Кажется, мы здесь вступаем в некую промежуточную сферу, где имеет место женский аналог «любви к мальчикам», в Древней Греции более явленной. Подобное прочтение позволяло рассматривать женско-женскую эротику, в то время неоспоримо в поэзии присутствовавшую как один из этапов подготовки девушек к главному – замужеству – и безусловно кульминационный момент обучения.
Мы ничего не знаем о характере отношений между Ханной Райт и Анне Гаскил, заключивших брак 4 сентября 1707 года на северо-западе Англии, – соответствующая запись в брачном реестре общины Таксла не содержит никаких сопроводительных комментариев; однако достоверно известно, что формула «Куда бы ты ни шла, я пойду за тобой», употребляемая во время христианского обряда венчания, заимствована из Ветхого Завета и принадлежит Руфи, которая с этими словами обратилась к своей овдовевшей свекрови Ноеминь.

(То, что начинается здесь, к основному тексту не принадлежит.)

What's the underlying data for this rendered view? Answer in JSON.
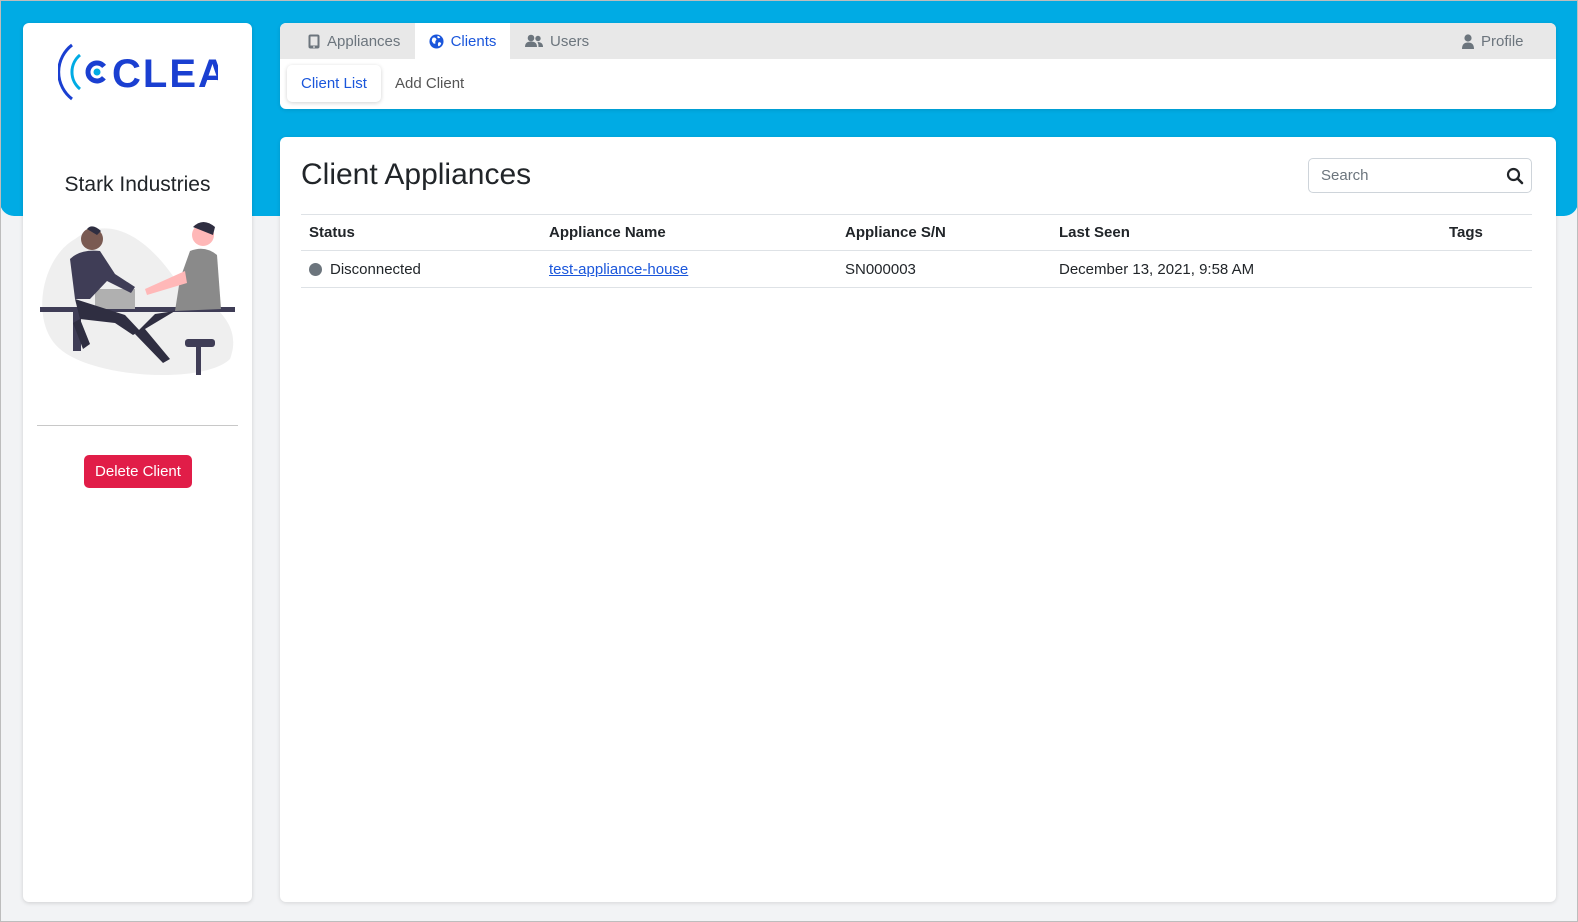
{
  "brand": {
    "logo_text": "CLEA",
    "accent_color": "#00abe4",
    "link_color": "#1a56db",
    "danger_color": "#e11d48"
  },
  "sidebar": {
    "client_name": "Stark Industries",
    "illustration": "handshake-illustration",
    "delete_label": "Delete Client"
  },
  "nav": {
    "tabs": [
      {
        "label": "Appliances",
        "icon": "tablet-icon",
        "active": false
      },
      {
        "label": "Clients",
        "icon": "globe-icon",
        "active": true
      },
      {
        "label": "Users",
        "icon": "users-icon",
        "active": false
      }
    ],
    "profile": {
      "label": "Profile",
      "icon": "user-icon"
    },
    "subtabs": [
      {
        "label": "Client List",
        "active": true
      },
      {
        "label": "Add Client",
        "active": false
      }
    ]
  },
  "main": {
    "title": "Client Appliances",
    "search": {
      "placeholder": "Search",
      "value": "",
      "icon": "search-icon"
    },
    "table": {
      "columns": [
        "Status",
        "Appliance Name",
        "Appliance S/N",
        "Last Seen",
        "Tags"
      ],
      "rows": [
        {
          "status": "Disconnected",
          "status_color": "#6c757d",
          "name": "test-appliance-house",
          "serial": "SN000003",
          "last_seen": "December 13, 2021, 9:58 AM",
          "tags": ""
        }
      ]
    }
  }
}
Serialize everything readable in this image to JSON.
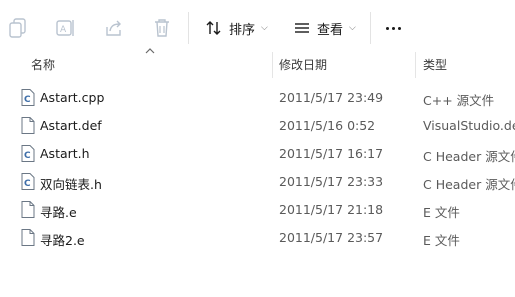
{
  "toolbar": {
    "icons": [
      "copy-icon",
      "rename-icon",
      "share-icon",
      "delete-icon"
    ],
    "sort": {
      "label": "排序",
      "icon": "sort-arrows-icon"
    },
    "view": {
      "label": "查看",
      "icon": "view-lines-icon"
    },
    "more_icon": "more-dots-icon"
  },
  "columns": {
    "name": "名称",
    "modified": "修改日期",
    "type": "类型"
  },
  "files": [
    {
      "name": "Astart.cpp",
      "modified": "2011/5/17 23:49",
      "type": "C++ 源文件",
      "icon": "c-source-file-icon"
    },
    {
      "name": "Astart.def",
      "modified": "2011/5/16 0:52",
      "type": "VisualStudio.def",
      "icon": "blank-file-icon"
    },
    {
      "name": "Astart.h",
      "modified": "2011/5/17 16:17",
      "type": "C Header 源文件",
      "icon": "c-source-file-icon"
    },
    {
      "name": "双向链表.h",
      "modified": "2011/5/17 23:33",
      "type": "C Header 源文件",
      "icon": "c-source-file-icon"
    },
    {
      "name": "寻路.e",
      "modified": "2011/5/17 21:18",
      "type": "E 文件",
      "icon": "blank-file-icon"
    },
    {
      "name": "寻路2.e",
      "modified": "2011/5/17 23:57",
      "type": "E 文件",
      "icon": "blank-file-icon"
    }
  ],
  "colors": {
    "icon_disabled": "#b9c3cf",
    "separator": "#e5e5e5"
  }
}
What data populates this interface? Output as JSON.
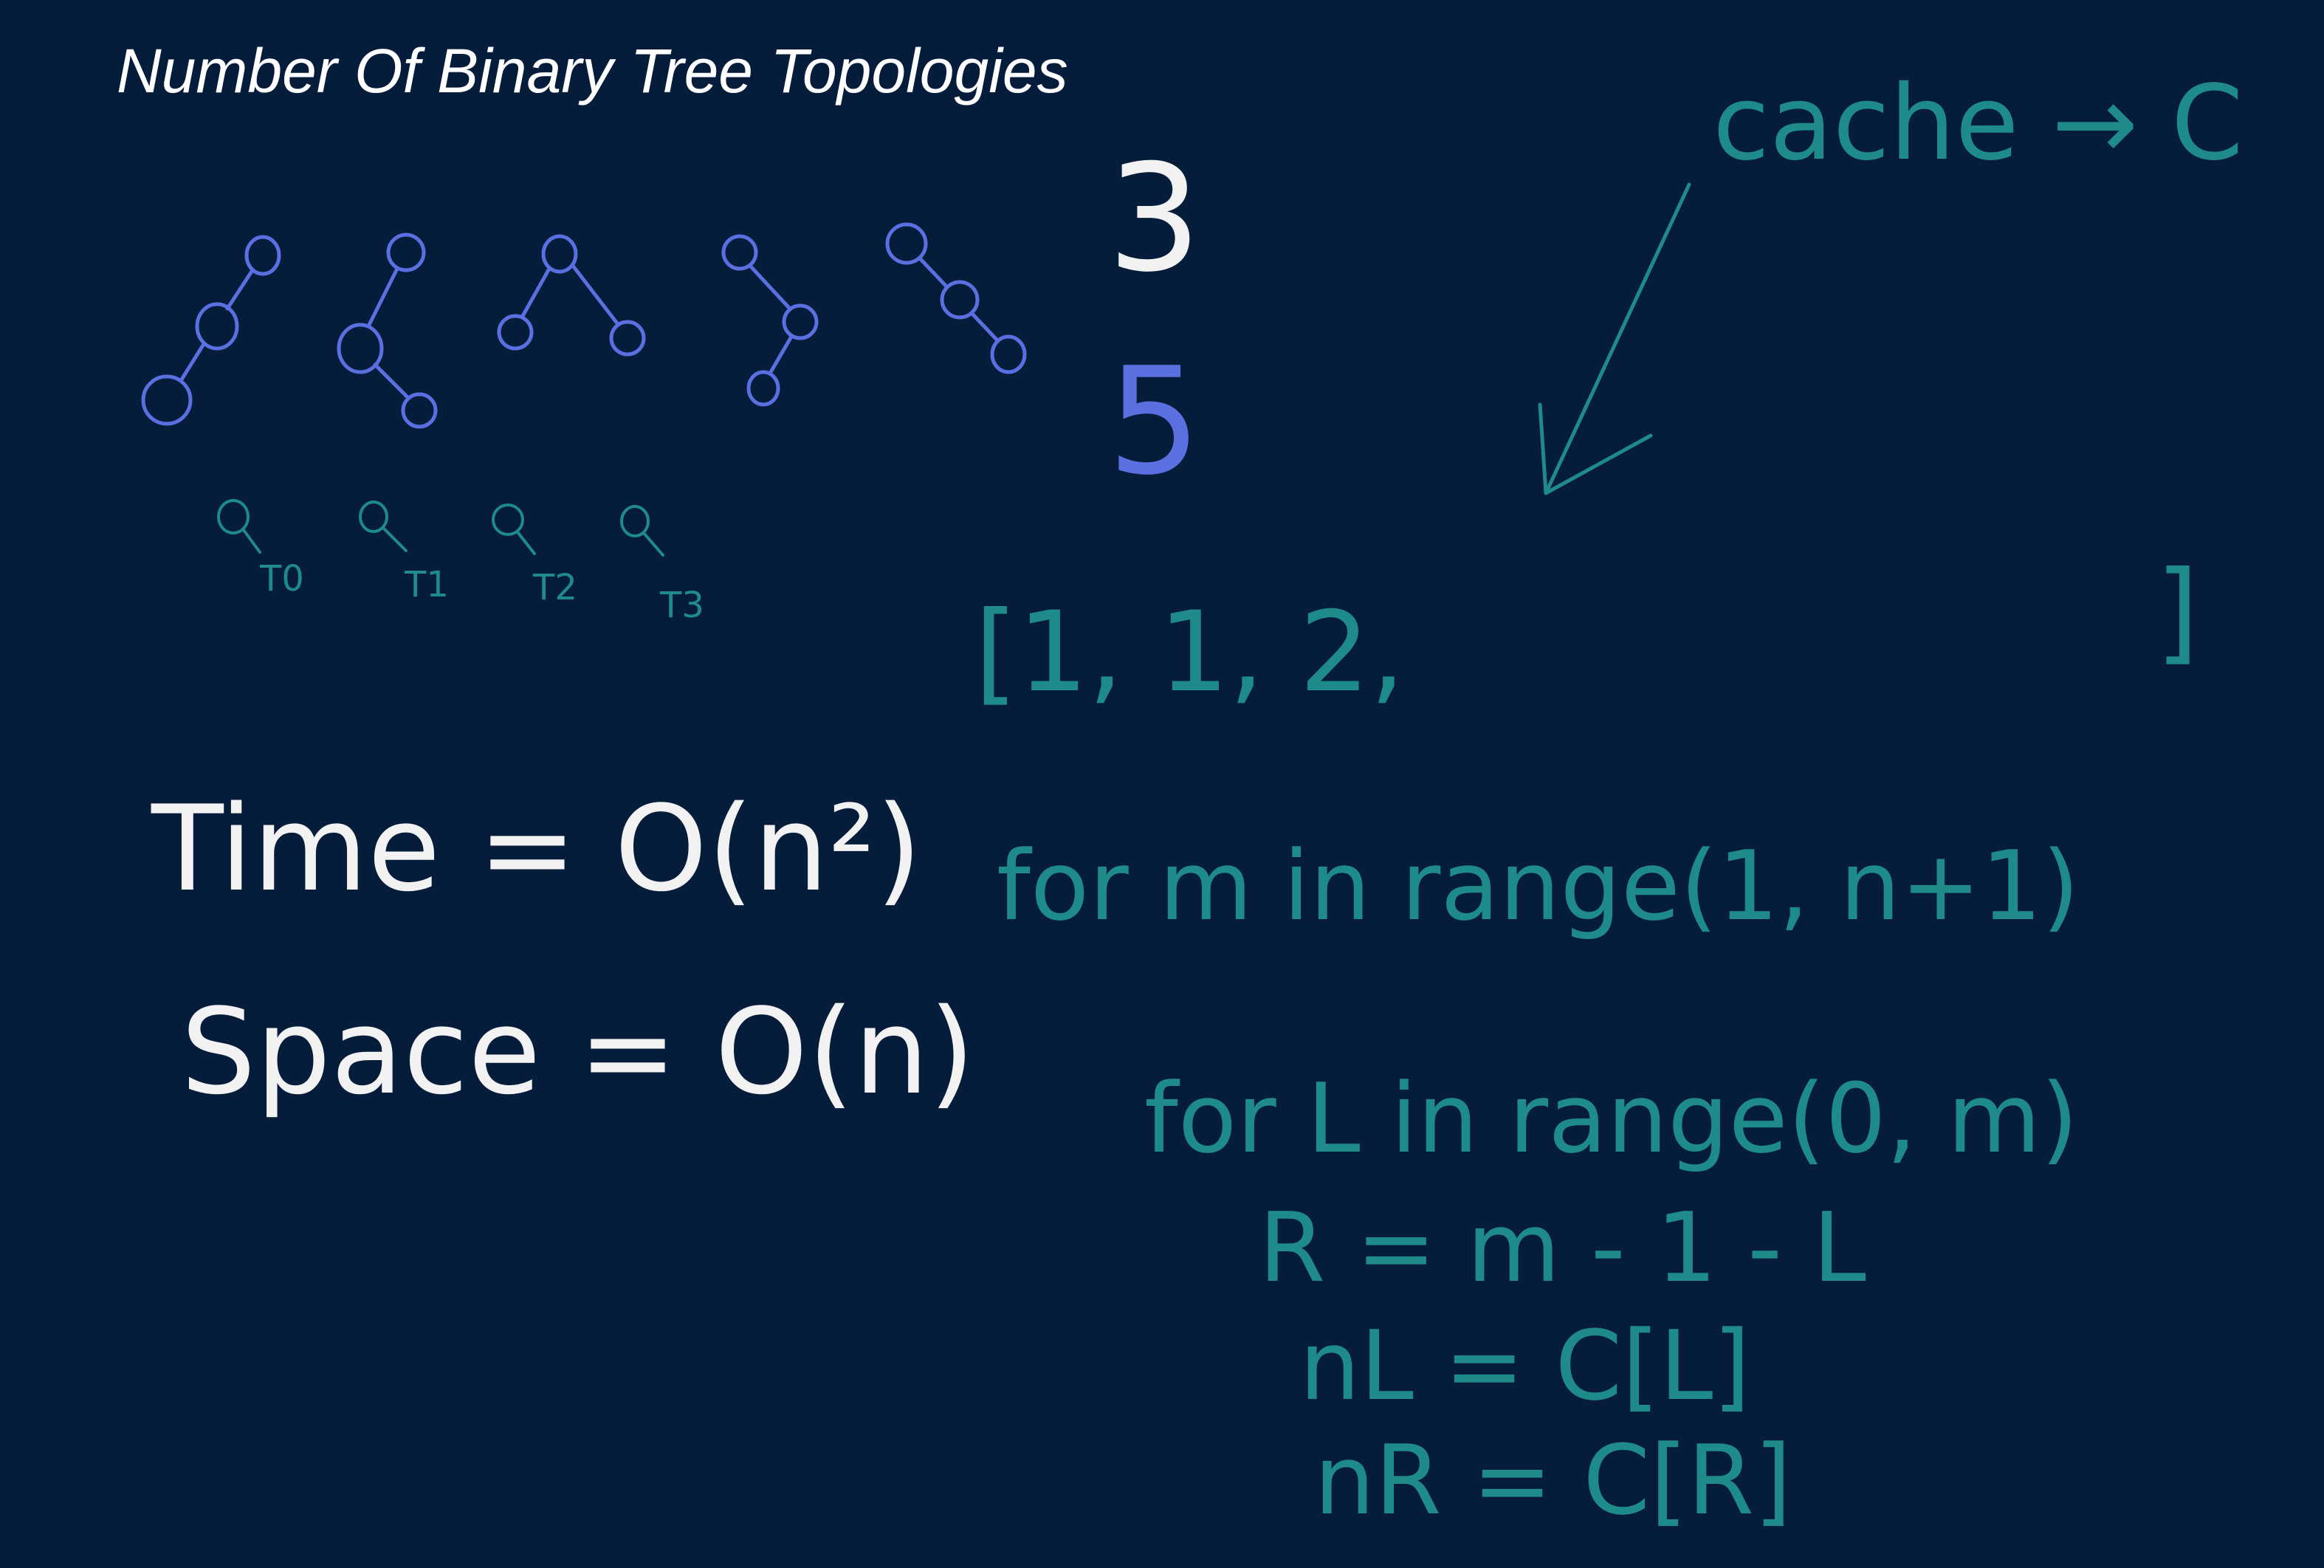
{
  "title": "Number Of Binary Tree Topologies",
  "colors": {
    "background": "#051c3b",
    "title": "#ffffff",
    "white_ink": "#f2f2f2",
    "blue_ink": "#5a6fe0",
    "teal_ink": "#1f8a8a"
  },
  "counts": {
    "three": "3",
    "five": "5"
  },
  "tree_labels": [
    "T0",
    "T1",
    "T2",
    "T3"
  ],
  "complexity": {
    "time": "Time = O(n²)",
    "space": "Space = O(n)"
  },
  "code": {
    "cache": "cache → C",
    "array": "[1, 1, 2,",
    "array_close": "]",
    "lines": [
      "for m in range(1, n+1)",
      "for L in range(0, m)",
      "R = m - 1 - L",
      "nL = C[L]",
      "nR = C[R]"
    ]
  }
}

Мы также знаем о процессе, какой был устроен в 1819 году над директрисами шотландского интерната для девочек, якобы совершавших по отношению друг к другу непристойные и предосудительные действия, как утверждала одна из воспитанниц; известно, что во время слушания цитировались «Беседы гетер» Лукиана, дабы показать, что секс между женщинами вообще возможен. Так, в одной из бесед гетера Клонария спрашивает Леэну, мастерицу играть на кифаре, о ее сексуальном опыте «с некой богатой лесбосийкой» и склоняет признаться, что та с ней делала и «каким образом». Но Леэна не поддается на уговоры: «Не требуй от меня подробностей! Это всё вещи непроизносимые. Клянусь Афродитой, я ничего тебе не скажу».
На этом месте глава заканчивается, вопрос остается без ответа, о том, чем занимались женщины, ни слова, поскольку словами такое не выразить. Как бы там ни было, но обвинение с директрис снимается, судья приходит к заключению, что инкриминированный им проступок не мог иметь место: где нет инструментария, там нет и акта, где нет орудия преступления – нет и самого преступления.
Долгое время секс между двумя женщинами определялся как таковой (а следовательно, был наказуемым) только в том случае, если он имитировал соитие мужчины и женщины. Фаллос фиксировал половой акт, его отсутствие означало пробел, специальным знаком не отмеченный, слепое пятно, брешь, дыру, которую надлежало заполнить подобно женскому половому органу.